A second narrative, also invoked to explain electoral defeat, is the assertion that most white Americans are racists and that Republicans exploit this fact, appealing to the worst demons of human nature.
Time and again these stories have been told, about Richard Nixon, Ronald Reagan, and both Bushes. And they have been given credence by a left-of-center press corps. They have become, for those who view life from the left, conventional wisdom. Now the Obamination is using them against John McCain. But, this time some liberals are rejecting the narrative. James Kirchick of the New Republic isn't buying it. He writes:
Read it here.
[T]he fears of Obama supporters that their candidate lies eternally vulnerable to GOP smears exists only in their fevered imaginations. The evidence of dirty Republican tricks has been utterly absent this campaign season. And if anyone has tried to smear Barack Obama in the way that Thomas, Wolfe and other Democratic partisans allege, it was not the Republican National Committee, but rather Hillary Rodham Clinton and her surrogates....

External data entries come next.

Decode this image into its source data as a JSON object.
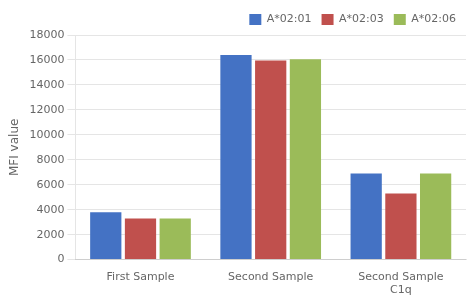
{
  "chart_data": {
    "type": "bar",
    "categories": [
      "First Sample",
      "Second Sample",
      "Second Sample\nC1q"
    ],
    "series": [
      {
        "name": "A*02:01",
        "color": "#4472C4",
        "values": [
          3800,
          16400,
          6900
        ]
      },
      {
        "name": "A*02:03",
        "color": "#C0504D",
        "values": [
          3300,
          15950,
          5300
        ]
      },
      {
        "name": "A*02:06",
        "color": "#9BBB59",
        "values": [
          3300,
          16050,
          6900
        ]
      }
    ],
    "ylabel": "MFI value",
    "ylim": [
      0,
      18000
    ],
    "yticks": [
      0,
      2000,
      4000,
      6000,
      8000,
      10000,
      12000,
      14000,
      16000,
      18000
    ],
    "grid": true,
    "legend": "upper right"
  }
}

The belief that “the Republican Party has been successfully scaring voters since 1968” is a comforting salve for Democrats. After all, it’s much easier for them to demonize conservatives than consider that the reason for their electoral defeats may lie with liberal ideas.
One has to admire Kirchick for his honesty -- too bad the "candidate of change" won't himself abandon the tired old lies of the left.